Lo shopping comparativo online alimenta la conoscenza dei nostri percorsi sul web e rende imprevedibile per il consumatore il prezzo che gli sarà richiesto.
Le vending machine (quegli straordinari distributori automatici – di cui l’Italia è leader – erogatori di prodotti) potrebbero funzionare in questo modo: una bibita gelata potrebbe avere un prezzo maggiore nelle giornate estive più calde e inferiore negli altri giorni, così come un profilattico acquistato alle 9 di mattina potrebbe avere un prezzo inferiore a quello acquistato con urgenza alle 9 di sera.
Gabriel Tarde (sì, il criminologo) aveva affrontato il tema della psicologia economica affermando che la domanda influenza la borsa, più sono i venditori più il prezzo scende; più sono gli acquirenti, più il prezzo sale. La vera domanda da porsi, suggeriva Tarde, è: perché varia così?
La scienza dei prezzi (oggi esistono molti studi empirici a riguardo) si basa sulla percezione del valore piuttosto che sul valore reale degli oggetti.
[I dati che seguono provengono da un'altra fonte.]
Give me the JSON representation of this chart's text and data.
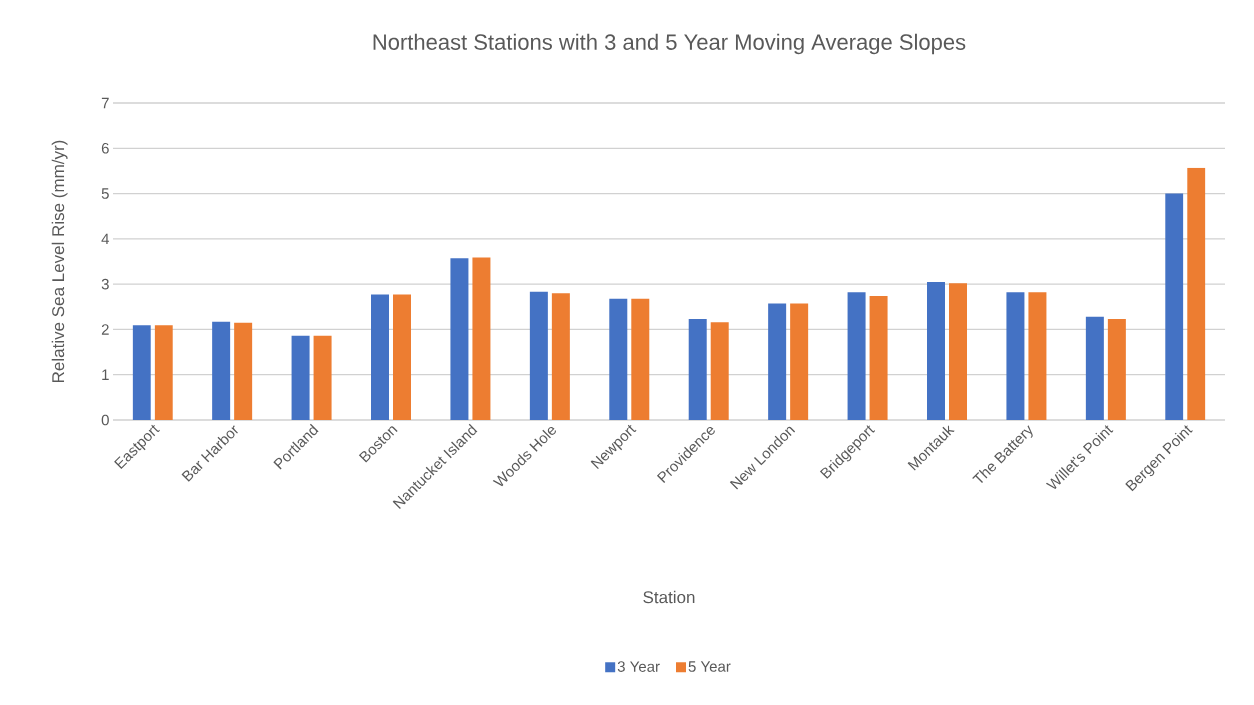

Non a caso i commercianti propongono dei prodotti, quelli che fanno l’immagine di price/quality ratio del punto vendita, a prezzi particolarmente convenienti, i cosiddetti prezzi-civetta.
A proposito dei prezzi, le indagini di marketing sull’elasticità possono aiutare l’industria a definire il giusto prezzo in accordo al percepito dell’immagine di marca, all’utilità, ai prezzi dei concorrenti, al canale di vendita, fino ai volumi ipotizzati (leggi questo nostro precedente articolo per saperne di più)
Ignari della tecnica messa a punto da Van Westendorp di come definire il “miglior prezzo” mi è capitato vedere capitani d’industria che definiscono il prezzo dei propri prodotti a spanne osservando solo quelli dei concorrenti senza ulteriori considerazioni.
Il rischio? Andare fuori prezzo e perdere delle vendite oppure proporre un prezzo inferiore e perdere marginalità economica.
Un errore imperdonabile in entrambi i casi.